Но решение было принято не сразу, Коллегией иностранных дел велась переписка, приходили донесения. Тогда-то Фрелон, потратив сперва на подкуп немалые деньги, и обнажил свой длинный клинок, чтобы окончательно оправдать прозвище Шершня.
Столичная полиция, подняв несколько трупов и обнаружив кое-что общее меж ними – причастность к Коллегии иностранных дел, засучила рукава, привлекла самых разумных своих служащих, и от одной облавы французы ушли с большим трудом. У Фрелона хватило наглости привлечь к себе внимание и показать полицейским совершенно акробатический трюк с перелетом через забор. Агенты «королевского секрета» потеряли всего одного человека – будь он ранен, унесли бы с собой, а с покойником что возиться? Оставив генерал-полицмейстеру Чичерину и Тайной экспедиции совершенно им не нужного покойника, Фрелон, Фурье и Жак Демонжо скрылись и затаились.
– Мы можем дождаться его на Исакиевской улице, у куракинского особняка, – сказал Фурье. – Возьмем экипаж и посмотрим, где этот господин собрался ужинать. Он уже три или четыре дня ужинает дома – это подозрительно. Сегодня наверняка выберется в свет.
Куракинским особняком он, как многие петербуржцы, по привычке называл здание Коллегии, не так уж давно взятое в казну.
– Если это открытый дом, мы могли бы туда пойти за ним следом, – сразу сообразил Фрелон. – Надо велеть Асмодею проветрить наши кафтаны. Если они тут отсыреют и наберутся тухлого запаха, это будет ужасно.
Открытых домов в столице имелось немало – чтобы заявиться на ужин, довольно было носить шпагу на боку в подтверждение своего дворянского звания. Никто из слуг не посмел бы спросить имя у гостя со шпагой – эта блажь русских вельмож, возможно, не одного отставного инвалида и не одного нищего стихоплета спасла от голодной смерти.

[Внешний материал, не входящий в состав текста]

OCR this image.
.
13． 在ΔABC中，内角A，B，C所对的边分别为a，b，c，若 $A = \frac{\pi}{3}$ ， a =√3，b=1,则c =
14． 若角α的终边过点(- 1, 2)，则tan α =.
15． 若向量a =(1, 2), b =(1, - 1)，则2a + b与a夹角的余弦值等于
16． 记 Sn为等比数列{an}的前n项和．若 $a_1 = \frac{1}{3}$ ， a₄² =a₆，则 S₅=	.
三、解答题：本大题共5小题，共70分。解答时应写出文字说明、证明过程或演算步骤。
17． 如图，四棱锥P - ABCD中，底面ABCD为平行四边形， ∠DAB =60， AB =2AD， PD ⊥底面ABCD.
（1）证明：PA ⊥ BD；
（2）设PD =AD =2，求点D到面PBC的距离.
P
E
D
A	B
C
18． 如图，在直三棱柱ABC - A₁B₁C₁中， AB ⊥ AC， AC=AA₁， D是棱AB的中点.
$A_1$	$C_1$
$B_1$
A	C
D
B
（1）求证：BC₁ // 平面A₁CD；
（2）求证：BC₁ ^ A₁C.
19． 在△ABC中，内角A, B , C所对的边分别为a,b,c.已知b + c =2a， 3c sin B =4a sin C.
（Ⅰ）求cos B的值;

– Будем уезжать – выбросим их ко всем чертям, – хмуро сказал Фурье. – Я, кажется, вернувшись, год пролежу голый на набережной Марселя, чтобы наконец-то согреться.
– Говорят, их императрица сказала замечательную остроту: в России две зимы, девять месяцев белая и три месяца зеленая, – усмехнулся Фрелон.

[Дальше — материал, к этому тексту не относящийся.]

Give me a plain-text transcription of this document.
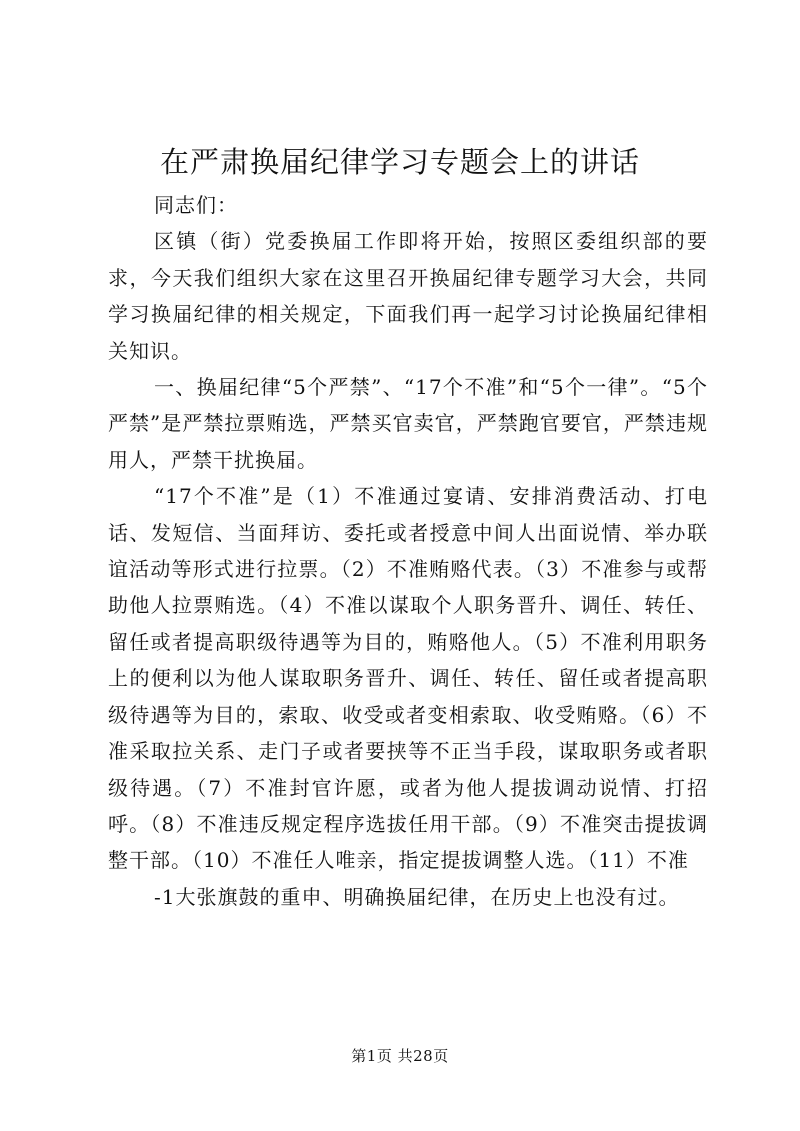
在严肃换届纪律学习专题会上的讲话

同志们：

区镇（街）党委换届工作即将开始，按照区委组织部的要求，今天我们组织大家在这里召开换届纪律专题学习大会，共同学习换届纪律的相关规定，下面我们再一起学习讨论换届纪律相关知识。

一、换届纪律“5个严禁”、“17个不准”和“5个一律”。“5个严禁”是严禁拉票贿选，严禁买官卖官，严禁跑官要官，严禁违规用人，严禁干扰换届。

“17个不准”是（1）不准通过宴请、安排消费活动、打电话、发短信、当面拜访、委托或者授意中间人出面说情、举办联谊活动等形式进行拉票。（2）不准贿赂代表。（3）不准参与或帮助他人拉票贿选。（4）不准以谋取个人职务晋升、调任、转任、留任或者提高职级待遇等为目的，贿赂他人。（5）不准利用职务上的便利以为他人谋取职务晋升、调任、转任、留任或者提高职级待遇等为目的，索取、收受或者变相索取、收受贿赂。（6）不准采取拉关系、走门子或者要挟等不正当手段，谋取职务或者职级待遇。（7）不准封官许愿，或者为他人提拔调动说情、打招呼。（8）不准违反规定程序选拔任用干部。（9）不准突击提拔调整干部。（10）不准任人唯亲，指定提拔调整人选。（11）不准

-1大张旗鼓的重申、明确换届纪律，在历史上也没有过。

第1页 共28页
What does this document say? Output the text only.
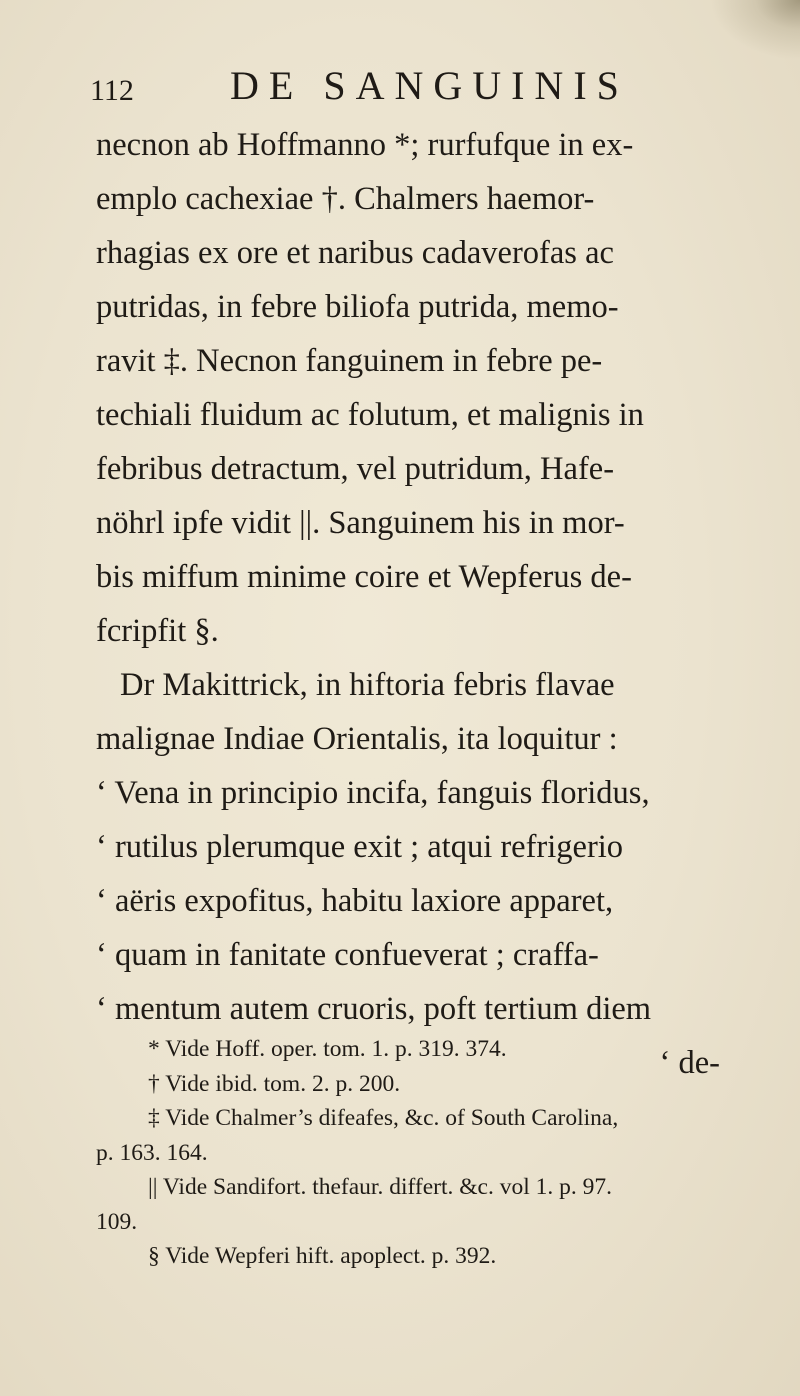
112 DE SANGUINIS
necnon ab Hoffmanno *; rurfufque in ex-
emplo cachexiae †. Chalmers haemor-
rhagias ex ore et naribus cadaverofas ac
putridas, in febre biliofa putrida, memo-
ravit ‡. Necnon fanguinem in febre pe-
techiali fluidum ac folutum, et malignis in
febribus detractum, vel putridum, Hafe-
nöhrl ipfe vidit ||. Sanguinem his in mor-
bis miffum minime coire et Wepferus de-
fcripfit §.
Dr Makittrick, in hiftoria febris flavae
malignae Indiae Orientalis, ita loquitur :
‘ Vena in principio incifa, fanguis floridus,
‘ rutilus plerumque exit ; atqui refrigerio
‘ aëris expofitus, habitu laxiore apparet,
‘ quam in fanitate confueverat ; craffa-
‘ mentum autem cruoris, poft tertium diem
‘ de-
* Vide Hoff. oper. tom. 1. p. 319. 374.
† Vide ibid. tom. 2. p. 200.
‡ Vide Chalmer’s difeafes, &c. of South Carolina,
p. 163. 164.
|| Vide Sandifort. thefaur. differt. &c. vol 1. p. 97.
109.
§ Vide Wepferi hift. apoplect. p. 392.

Он был в том смутном состоянии, когда ремесло, доставлявшее радость много лет, надоело безмерно и возникает вопрос: а не прожита ли жизнь напрасно? И как распорядиться оставшимися годами, чтобы утешиться?
Ему нравилось ремесло агента «королевского секрета», его развлекало положение человека, стоящего за кулисами событий и дергающего за ниточки, чтобы марионетки шевелились, танцевали и дрались. Но все чаще приходило на ум, что он сам-то – именно ниточка, незримая связь между рукой парижского кукловода и российскими делами. Он, умный и ловкий, отличный исполнитель поручений, не знающий страха, считающий себя лучшей шпагой Санкт-Петербурга, – незримая ниточка… а ради чего, позвольте спросить?.. ради того, чтобы путаница во французской иностранной политике, путаница, которую он отлично видел, к которой сам руку приложил, еще более усугубилась?
Мужчина должен видеть результат своего труда и радоваться ему. Фрелон перестал понимать, в чем результат его бессонных ночей, безупречных ударов его клинка и тех донесений, которые он слал в Париж. Радость, приносимая удачами, каждой по отдельности, осталась в прошлом – ушла вместе с молодостью.
– Асмодей! – крикнул Фурье. – Ступай сюда, забери курицу! И неси еще вина! Господи, в этой сырости одно утешение – вино…
Фрелон молча согласился.
На следующий день они, пристойно одетые, сели в экипаж, с хозяином которого у них был уговор, и поехали выслеживать господина Фомина; без особой надежды на успех, но иного занятия они пока себе придумать не могли. Те знатные господа, дружбой с которыми хвалился подвыпивший Мишка Нечаев, были пока недосягаемы – разве что Фомин выведет на кого-то из бесконечного Мишкиного списка?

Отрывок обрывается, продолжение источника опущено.